About me
Sarah Varney has served as a special health care correspondent for the PBS NewsHour since 2014, contributing health reporter for NPR for two decades, and a senior correspondent for KFF Health News. Her feature and magazine stories have appeared in The New York Times, the Washington Post, The Guardian, the Los Angeles Times, Politico Magazine, and The Caravan.

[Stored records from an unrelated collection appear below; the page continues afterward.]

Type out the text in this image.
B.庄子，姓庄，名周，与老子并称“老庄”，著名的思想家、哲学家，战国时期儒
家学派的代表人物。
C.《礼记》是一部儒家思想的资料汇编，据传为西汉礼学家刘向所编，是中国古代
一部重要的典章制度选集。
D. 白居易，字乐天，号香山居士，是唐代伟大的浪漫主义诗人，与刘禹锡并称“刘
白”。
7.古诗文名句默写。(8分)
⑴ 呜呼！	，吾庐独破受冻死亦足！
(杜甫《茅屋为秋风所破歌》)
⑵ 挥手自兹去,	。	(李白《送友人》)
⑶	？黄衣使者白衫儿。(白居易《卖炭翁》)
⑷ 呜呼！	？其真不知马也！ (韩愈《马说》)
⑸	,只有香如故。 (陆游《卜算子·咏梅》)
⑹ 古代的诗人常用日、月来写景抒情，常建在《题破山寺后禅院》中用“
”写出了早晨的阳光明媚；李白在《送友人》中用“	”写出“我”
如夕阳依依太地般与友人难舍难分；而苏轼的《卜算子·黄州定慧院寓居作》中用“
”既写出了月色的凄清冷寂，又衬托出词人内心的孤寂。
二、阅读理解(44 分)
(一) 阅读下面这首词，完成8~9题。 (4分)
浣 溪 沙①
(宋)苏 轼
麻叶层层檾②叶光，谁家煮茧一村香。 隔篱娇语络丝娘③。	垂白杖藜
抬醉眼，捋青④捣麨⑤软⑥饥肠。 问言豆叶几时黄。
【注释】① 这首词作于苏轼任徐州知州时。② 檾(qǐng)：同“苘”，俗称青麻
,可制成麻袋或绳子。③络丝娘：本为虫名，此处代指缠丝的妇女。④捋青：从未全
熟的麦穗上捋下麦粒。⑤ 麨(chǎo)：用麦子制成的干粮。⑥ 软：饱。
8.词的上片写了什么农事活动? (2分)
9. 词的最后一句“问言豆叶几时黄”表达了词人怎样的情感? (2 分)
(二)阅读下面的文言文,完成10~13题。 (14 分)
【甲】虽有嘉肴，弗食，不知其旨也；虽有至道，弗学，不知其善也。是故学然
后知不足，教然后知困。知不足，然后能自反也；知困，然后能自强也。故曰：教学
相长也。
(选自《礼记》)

A ’24 Nieman Fellow at Harvard University, Sarah studied the journalistic framing and ethics of abortion coverage in the United States, focusing on the intersection of religion, sociology, politics, medicine, and gender. Her research projects include a linguistics analysis of abortion discourse in modern American journalism, data mapping of abortion ban impacts, and an analysis of state-funded grants to crisis pregnancy centers.
Since the end of federal abortion rights, she has reported from Idaho, Texas, Arkansas, South Carolina, Tennessee, Illinois, Wisconsin, Washington and elsewhere chronicling the seismic fallout on medical care and documenting what lies ahead for women’s rights. She has reported on physicians’ unprecedented obstetric dilemmas, on pregnancy through the eyes of young teens, whose bodies often aren’t built for childbirth, and emergency contraception as a furtive undertaking. In her essay writing, Sarah has delved into the legal implications of giving state legislatures the authority to determine when life begins and tracing similar efforts to revisit universal medical definitions of death.
Her series on India’s booming opioid market won SABEW’s international reporting award, and her story on the Affordable Care Act’s benefits for victims of gun violence, published in The New York Times, won the top newspaper award from the National Association of Black Journalists. She has reported on medical devices threatened by the dissolution of NAFTA in Mexico for The New York Times, on the first year of the Affordable Care Act in the nation’s poorest and sickest state for Politico Magazine, on France’s treasured maternal and child health clinics for NPR and on Hurricane Maria’s toll on Puerto Rico’s elderly for PBS NewsHour and NPR.
Previously, Sarah established the health beat for San Francisco-based NPR station KQED and its statewide news program The California Report, shaping the desk’s expansive view of coverage to include the connections between economic and social conditions and disease, and in-depth reporting on racial and ethnic health disparities. That work won dozens of awards from the Association of Health Care Journalists and the Society of Professional Journalists.